王白壁道:“你虽蠢笨却与我是一条心,我又是个不爱女色的,两个通房丫环还都是你怕我纳妾才将贴身丫环提了一等作臂膀。你就放心做王家正妻吧,不要再乱吃醋,那是我弟妹。”

“相公说笑了,为妻是想说,”简心美走到门口将小丫环们全部打发走,关好门才回身小声道:“相公,为妻刚刚坐在这时心里却不得安宁,一直在琢磨一件事。或许是多心,但公公是不是也想借机削相公的羽翼?拔相公的爪牙?小叔离家日久,自是不可能骤然接掌家业,可要是……”

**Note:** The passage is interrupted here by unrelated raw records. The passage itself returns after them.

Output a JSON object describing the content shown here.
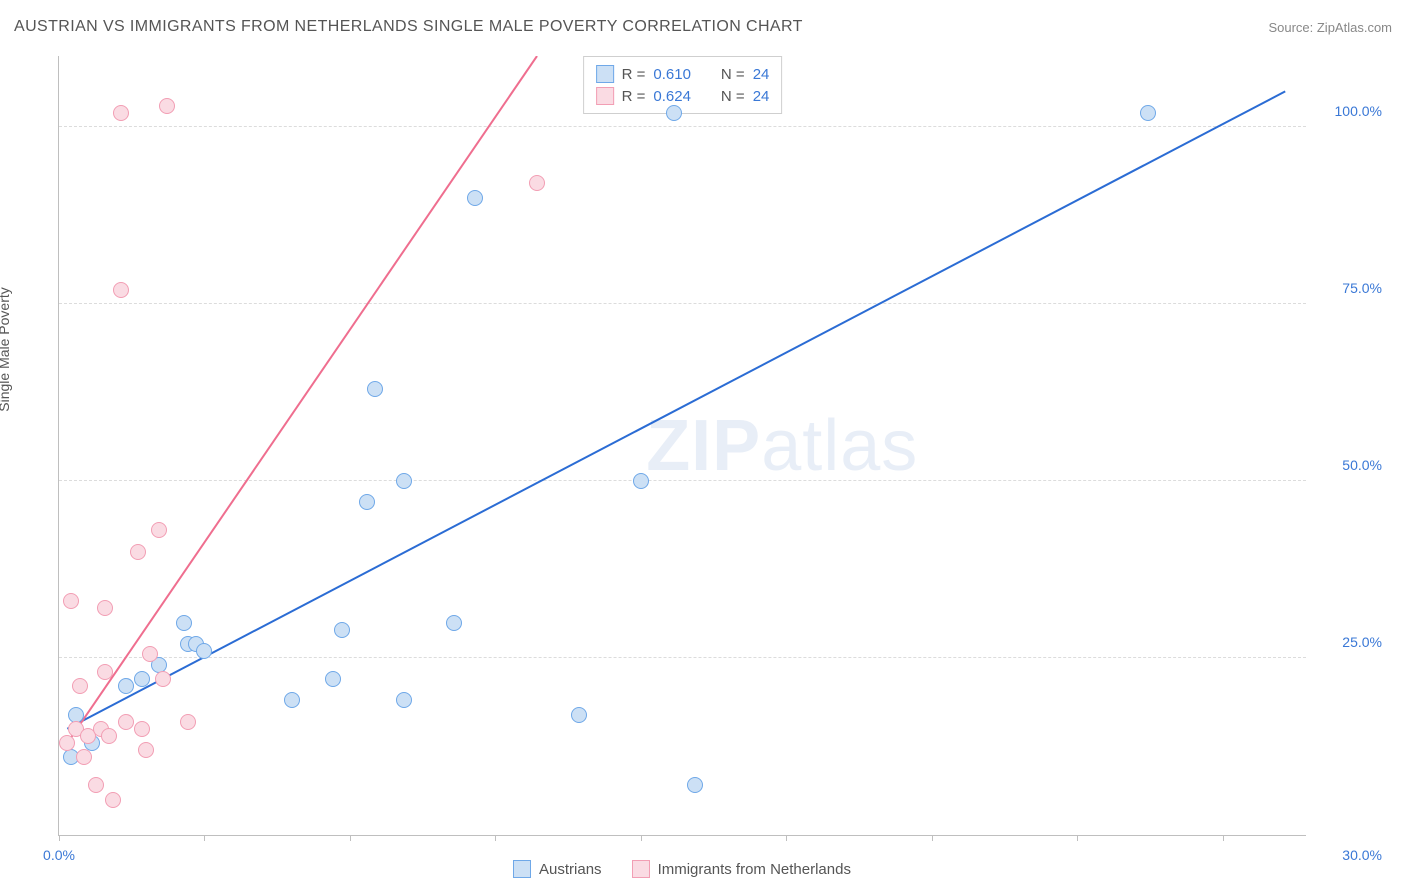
{
  "title": "AUSTRIAN VS IMMIGRANTS FROM NETHERLANDS SINGLE MALE POVERTY CORRELATION CHART",
  "source_label": "Source: ZipAtlas.com",
  "y_axis_label": "Single Male Poverty",
  "watermark": {
    "bold": "ZIP",
    "rest": "atlas"
  },
  "chart": {
    "type": "scatter",
    "background_color": "#ffffff",
    "grid_color": "#dcdcdc",
    "axis_color": "#bfbfbf",
    "tick_label_color": "#3a78d6",
    "tick_fontsize": 14,
    "xlim": [
      0,
      30
    ],
    "ylim": [
      0,
      110
    ],
    "x_ticks": [
      0,
      3.5,
      7.0,
      10.5,
      14.0,
      17.5,
      21.0,
      24.5,
      28.0
    ],
    "x_tick_labels": {
      "0": "0.0%",
      "30": "30.0%"
    },
    "y_gridlines": [
      25,
      50,
      75,
      100
    ],
    "y_tick_labels": {
      "25": "25.0%",
      "50": "50.0%",
      "75": "75.0%",
      "100": "100.0%"
    },
    "marker_radius": 8,
    "marker_border_width": 1,
    "trend_line_width": 2,
    "series": [
      {
        "key": "austrians",
        "name": "Austrians",
        "marker_fill": "#cce0f5",
        "marker_stroke": "#6fa8e8",
        "line_color": "#2b6cd4",
        "R": "0.610",
        "N": "24",
        "trend": {
          "x1": 0.2,
          "y1": 15,
          "x2": 29.5,
          "y2": 105
        },
        "points": [
          {
            "x": 0.3,
            "y": 11
          },
          {
            "x": 0.4,
            "y": 17
          },
          {
            "x": 0.8,
            "y": 13
          },
          {
            "x": 1.6,
            "y": 21
          },
          {
            "x": 2.0,
            "y": 22
          },
          {
            "x": 2.4,
            "y": 24
          },
          {
            "x": 3.0,
            "y": 30
          },
          {
            "x": 3.1,
            "y": 27
          },
          {
            "x": 3.3,
            "y": 27
          },
          {
            "x": 3.5,
            "y": 26
          },
          {
            "x": 5.6,
            "y": 19
          },
          {
            "x": 6.6,
            "y": 22
          },
          {
            "x": 6.8,
            "y": 29
          },
          {
            "x": 7.4,
            "y": 47
          },
          {
            "x": 7.6,
            "y": 63
          },
          {
            "x": 8.3,
            "y": 19
          },
          {
            "x": 8.3,
            "y": 50
          },
          {
            "x": 9.5,
            "y": 30
          },
          {
            "x": 10.0,
            "y": 90
          },
          {
            "x": 12.5,
            "y": 17
          },
          {
            "x": 14.0,
            "y": 50
          },
          {
            "x": 14.8,
            "y": 102
          },
          {
            "x": 15.3,
            "y": 7
          },
          {
            "x": 26.2,
            "y": 102
          }
        ]
      },
      {
        "key": "netherlands",
        "name": "Immigrants from Netherlands",
        "marker_fill": "#fadbe3",
        "marker_stroke": "#f29eb4",
        "line_color": "#ef6e8f",
        "R": "0.624",
        "N": "24",
        "trend": {
          "x1": 0.2,
          "y1": 13,
          "x2": 11.5,
          "y2": 110
        },
        "points": [
          {
            "x": 0.2,
            "y": 13
          },
          {
            "x": 0.3,
            "y": 33
          },
          {
            "x": 0.4,
            "y": 15
          },
          {
            "x": 0.5,
            "y": 21
          },
          {
            "x": 0.6,
            "y": 11
          },
          {
            "x": 0.7,
            "y": 14
          },
          {
            "x": 0.9,
            "y": 7
          },
          {
            "x": 1.0,
            "y": 15
          },
          {
            "x": 1.1,
            "y": 23
          },
          {
            "x": 1.1,
            "y": 32
          },
          {
            "x": 1.2,
            "y": 14
          },
          {
            "x": 1.3,
            "y": 5
          },
          {
            "x": 1.5,
            "y": 77
          },
          {
            "x": 1.5,
            "y": 102
          },
          {
            "x": 1.6,
            "y": 16
          },
          {
            "x": 1.9,
            "y": 40
          },
          {
            "x": 2.0,
            "y": 15
          },
          {
            "x": 2.1,
            "y": 12
          },
          {
            "x": 2.2,
            "y": 25.5
          },
          {
            "x": 2.4,
            "y": 43
          },
          {
            "x": 2.5,
            "y": 22
          },
          {
            "x": 2.6,
            "y": 103
          },
          {
            "x": 3.1,
            "y": 16
          },
          {
            "x": 11.5,
            "y": 92
          }
        ]
      }
    ],
    "legend_box": {
      "rows": [
        {
          "series": "austrians",
          "r_prefix": "R  = ",
          "n_prefix": "N  = "
        },
        {
          "series": "netherlands",
          "r_prefix": "R  = ",
          "n_prefix": "N  = "
        }
      ]
    }
  }
}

王白壁听完妻子耳语嘀咕,目露赞许:“总算没白与弟妹相处几日,多少沾了些灵性,脑袋终于开窍了。此事正是我心中心结所在,你说这世上有那种牺牲自己成全他人的圣贤?咱弟妹可是一等一的精明女子,能无本生万利!如今会做此等吃力不讨好的事?出嫁从夫,想来她定是在为二弟谋划些什么,最棘手的就是二弟脑子疯呆未愈,一切当然会是全听媳妇的安排。”

简心美道:“相公,既然如今桥已搭好,不妨如此来做。”声音越说越低。

王白壁点头道:“损是损了些,但应该管用。既然二弟一心想夫妻团圆,你这个做大嫂的就伸手帮一下忙好了。记着,不要自己出面,心恨弟妹的人已有不少。”